"I hope each and every one will recognise the responsibility that comes with leaving the Earth, travelling to the Moon and back," says Yusaku Maezawa.
Japanese billionaire Yusaku Maezawa has announced eight crew members who will join him for a journey around the Moon planned for 2023 on a SpaceX rocket that is still under development.
The mission, known as dearMoon, was first announced in 2018. Maezawa initially said he would invite a crew of six-to-eight artists, but later changed the entry requirements to a competition which applicants could apply for online.
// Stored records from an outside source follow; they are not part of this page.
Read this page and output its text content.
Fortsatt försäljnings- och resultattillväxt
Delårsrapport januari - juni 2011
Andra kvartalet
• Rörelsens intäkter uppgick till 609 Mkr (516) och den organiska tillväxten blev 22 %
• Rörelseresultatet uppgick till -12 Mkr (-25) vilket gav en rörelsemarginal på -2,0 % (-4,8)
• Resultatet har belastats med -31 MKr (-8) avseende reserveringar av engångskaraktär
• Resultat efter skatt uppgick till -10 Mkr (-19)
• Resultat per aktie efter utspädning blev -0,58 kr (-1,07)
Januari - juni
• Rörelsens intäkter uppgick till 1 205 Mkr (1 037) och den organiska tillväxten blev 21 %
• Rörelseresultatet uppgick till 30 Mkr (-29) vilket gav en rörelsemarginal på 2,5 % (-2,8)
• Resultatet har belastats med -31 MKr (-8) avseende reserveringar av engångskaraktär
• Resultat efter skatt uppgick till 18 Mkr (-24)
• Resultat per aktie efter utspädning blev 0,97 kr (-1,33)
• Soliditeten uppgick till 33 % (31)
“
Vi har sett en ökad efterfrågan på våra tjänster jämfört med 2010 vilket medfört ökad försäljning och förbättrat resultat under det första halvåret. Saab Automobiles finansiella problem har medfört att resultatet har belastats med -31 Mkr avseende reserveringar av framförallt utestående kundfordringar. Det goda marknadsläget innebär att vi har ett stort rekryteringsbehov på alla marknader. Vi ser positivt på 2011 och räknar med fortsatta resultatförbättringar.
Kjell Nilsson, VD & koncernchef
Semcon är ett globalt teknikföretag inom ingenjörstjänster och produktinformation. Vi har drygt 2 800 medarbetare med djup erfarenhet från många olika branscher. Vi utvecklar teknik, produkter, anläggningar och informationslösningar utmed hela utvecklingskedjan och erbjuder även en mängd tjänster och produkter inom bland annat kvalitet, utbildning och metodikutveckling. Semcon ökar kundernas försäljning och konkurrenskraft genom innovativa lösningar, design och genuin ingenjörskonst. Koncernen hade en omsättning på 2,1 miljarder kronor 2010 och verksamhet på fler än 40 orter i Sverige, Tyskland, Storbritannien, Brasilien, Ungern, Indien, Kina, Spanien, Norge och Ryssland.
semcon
The eight people chosen on Thursday were DJ and producer Steve Aoki of the United States; Tim Dodd, an American YouTuber; Czech artist Yemi AD; Rhiannon Adam, an Irish photographer; British photographer Karim Iliya; American filmmaker Brendan Hall; and Indian actor Dev Joshi, and K-pop musician TOP of South Korea.
There were also two backup crew members: snowboarder Kaitlyn Farrington of the US and dancer Miyu of Japan.
Maezawa had previewed his announcement on Twitter — then released a two-minute video on YouTube that was quickly made private. A saved copy however was tweeted by CNBC space reporter Michael Sheetz.
"I hope each and every one will recognise the responsibility that comes with leaving the Earth, travelling to the Moon and back," Maezawa said in the video. "They will gain a lot from this experience, and I hope they will use that to contribute to the planet, to humanity."
Most powerful rocket ever
According to a mission profile graphic on the dearMoon website, the round trip would last almost six days and circumnavigate the Moon without landing.
When completed, SpaceX's Starship will be the most powerful rocket ever built.
Although its upper stage has succeeded in test flights within the atmosphere and successfully landed, SpaceX has yet to carry out an orbital test flight — something founder Elon Musk has repeatedly promised will happen by the end of 2022.
Maezawa, the mega-rich founder of Japan's largest online fashion mall, flew last year to the International Space Station aboard a Russian Soyuz rocket, paying a reported $73 million.